Now, Steve, are you the only one with grass (to feed His sheep, I mean)? No, certainly not. But you do have very good grass. Maybe that grass needs to rest a bit, or maybe it needs to be rationed and perhaps mixed with some other grasses to make it stretch for now.
But if you were to tell me you weren’t going to feed me your grass again, I can assure you it would be a blow to my nutritional wellbeing — mine, and others.
I know that the burden and pressure of blogging frequently is exhausting, and consumes time you may need to spend elsewhere. I could justify throwing in the towel because no one seemed to miss it. But that won’t work for you, Steve. You would be missed greatly.
Several commenters mentioned it’s not just your topics they’d miss, but they’d miss the sense of who you are as well. So why not combine your blogs — tell us about the family and the job along with your theological musings?
Alternatively, rather than just commenting on others’ blogs, why not co-blog with two-three-four others, so that the blog would have regular postings while you could appear less frequently — for now, until you can return to a more robust schedule?
But whatever you choose to do, Steve, thank you for your service.
Steve:
1. Don’t give up the ship, just
2. Think about Isaiah 28:16.
3. Re: adoption. Nothing better on earth than raising a kid. You’re doing God, and the kid, and yourself, a big favor. But that doesn’t need to put an end to your blogging. Chill out.
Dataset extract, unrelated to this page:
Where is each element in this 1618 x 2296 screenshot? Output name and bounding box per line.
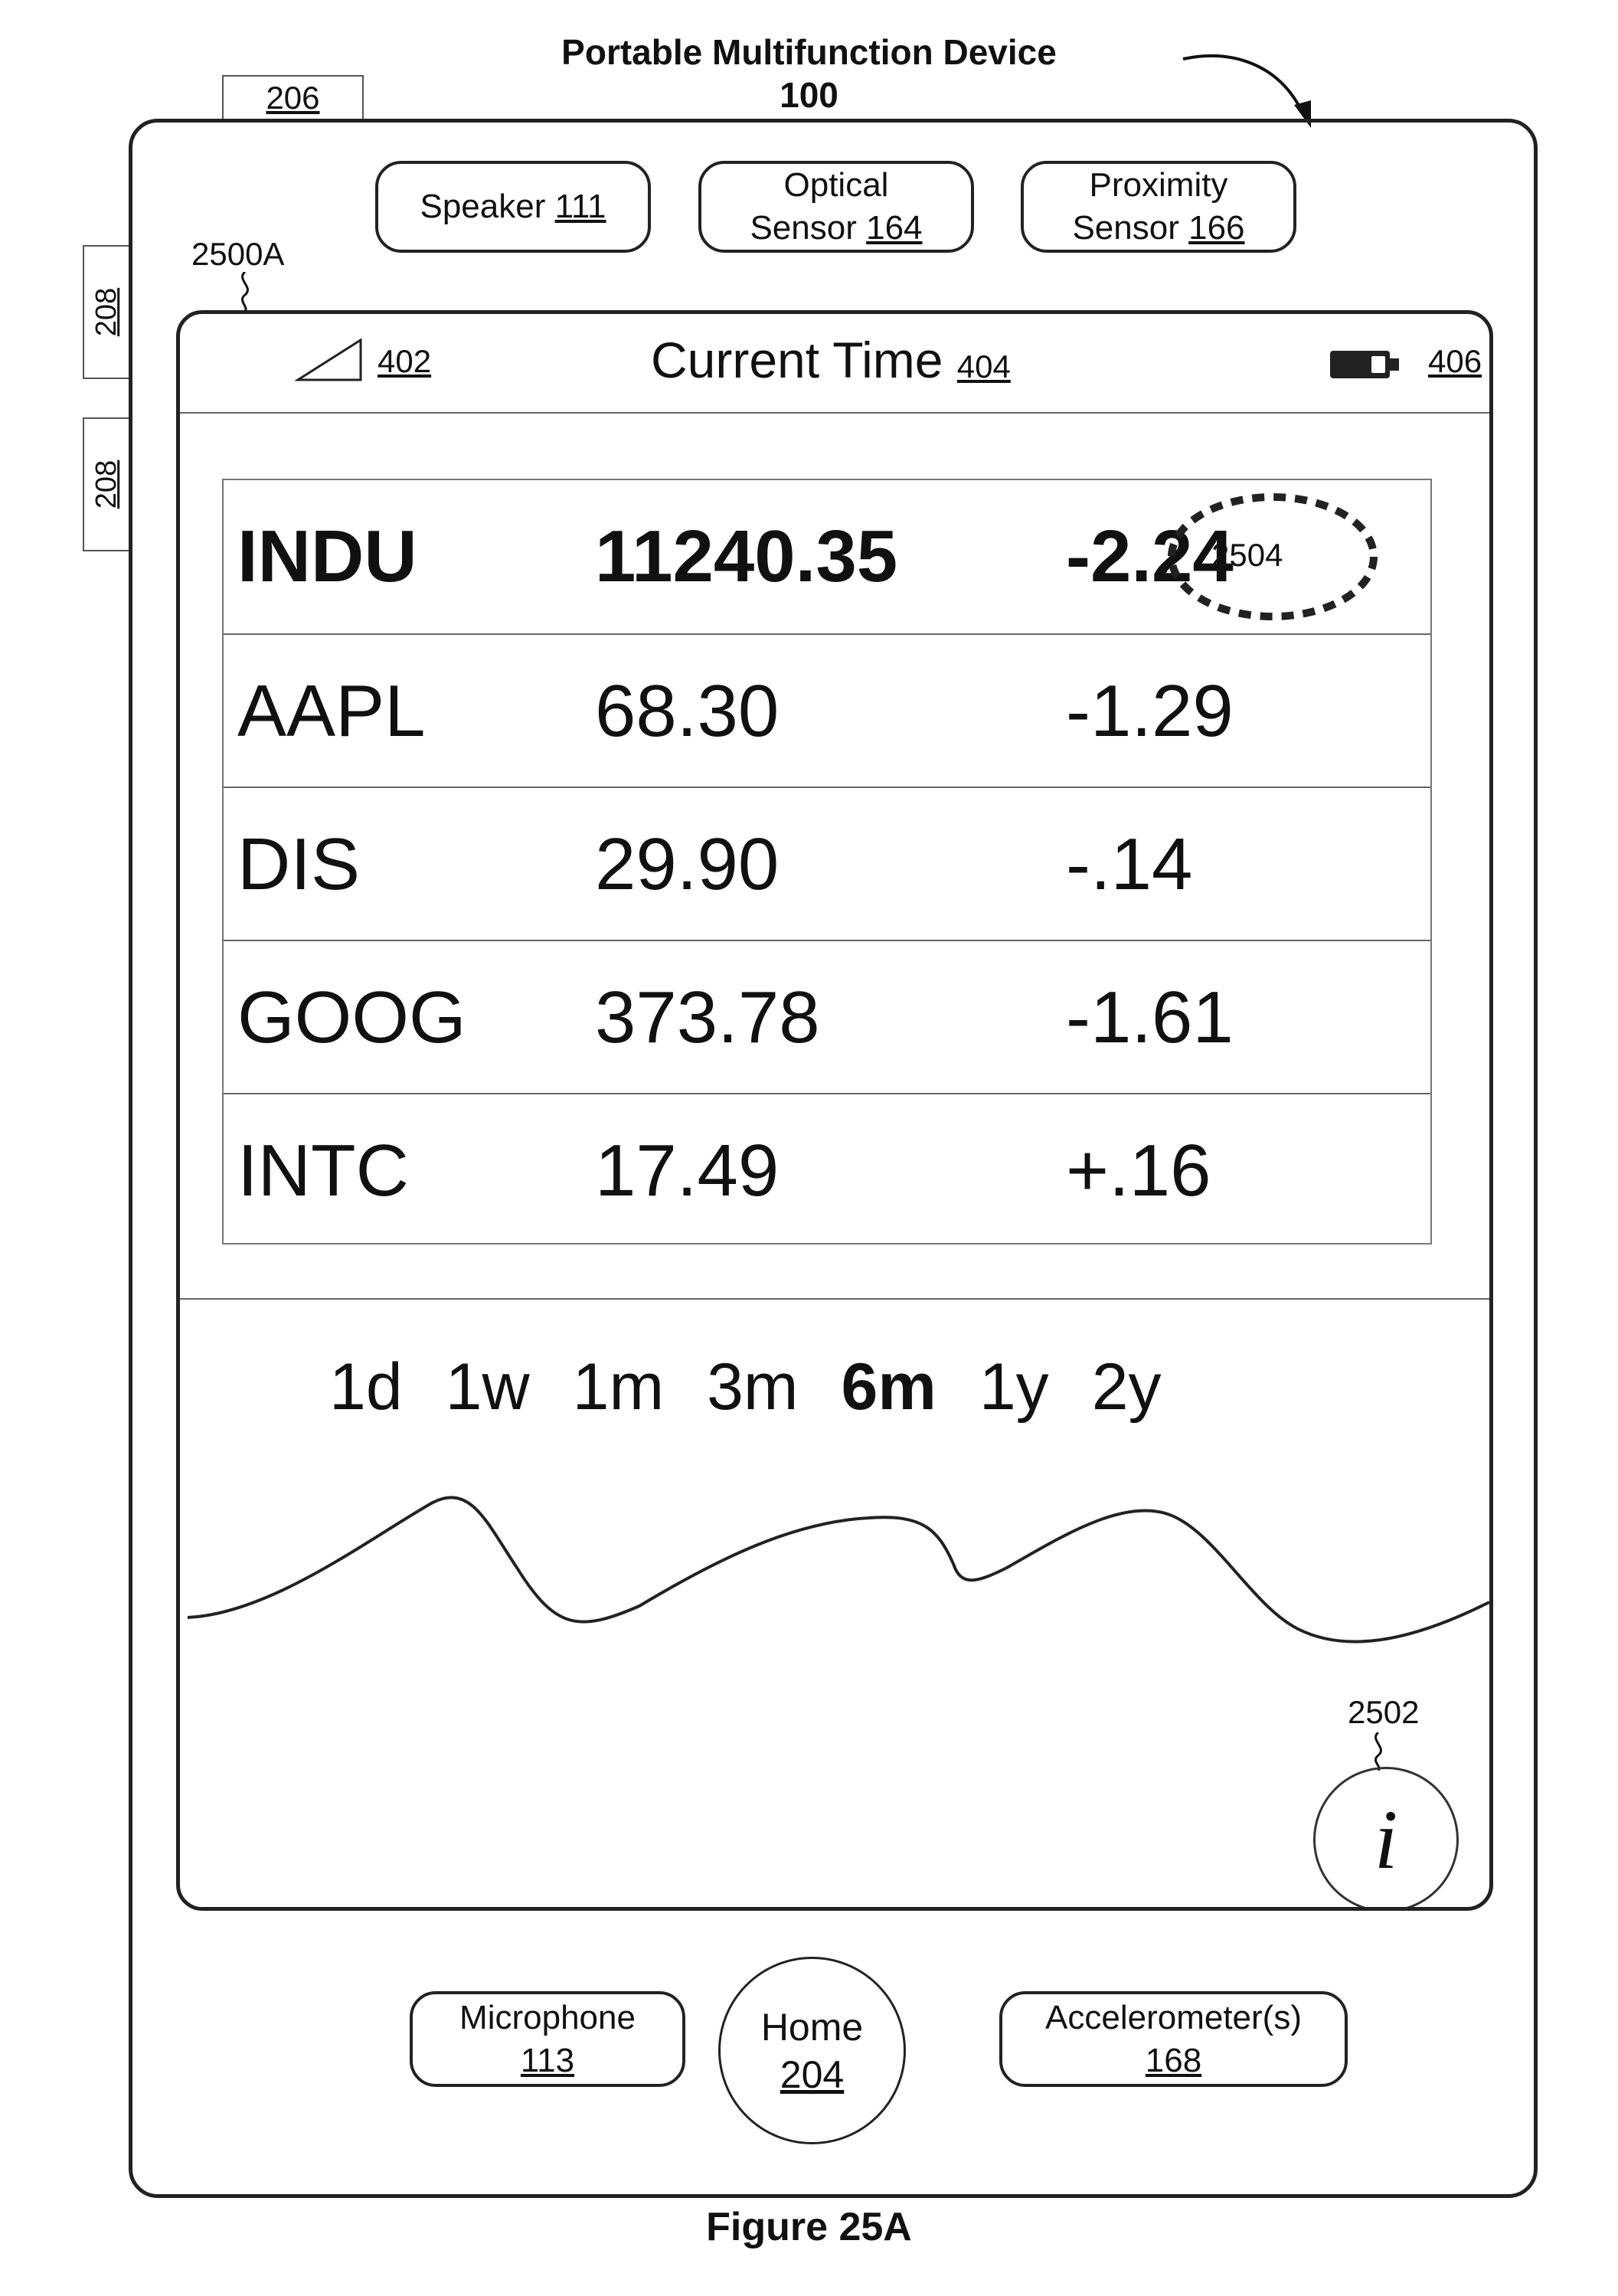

4. Re: Abingdon. Trust God. He knows what to do.And he’ll make it happen or not. The older we get, the more we see that He IS watching over us.
Love in Jesus
Carey
Man, I totally understand. The idea of moving on is a hard one, but I think it is where we see so many problems in different areas of the church. Far too many continue on, continue ‘pushing through the hard times’ and maybe they should just move on. However, the thought of moving on to the unknown is too much. I dunno… I’m finding a lot of peace in this realm called the unknown.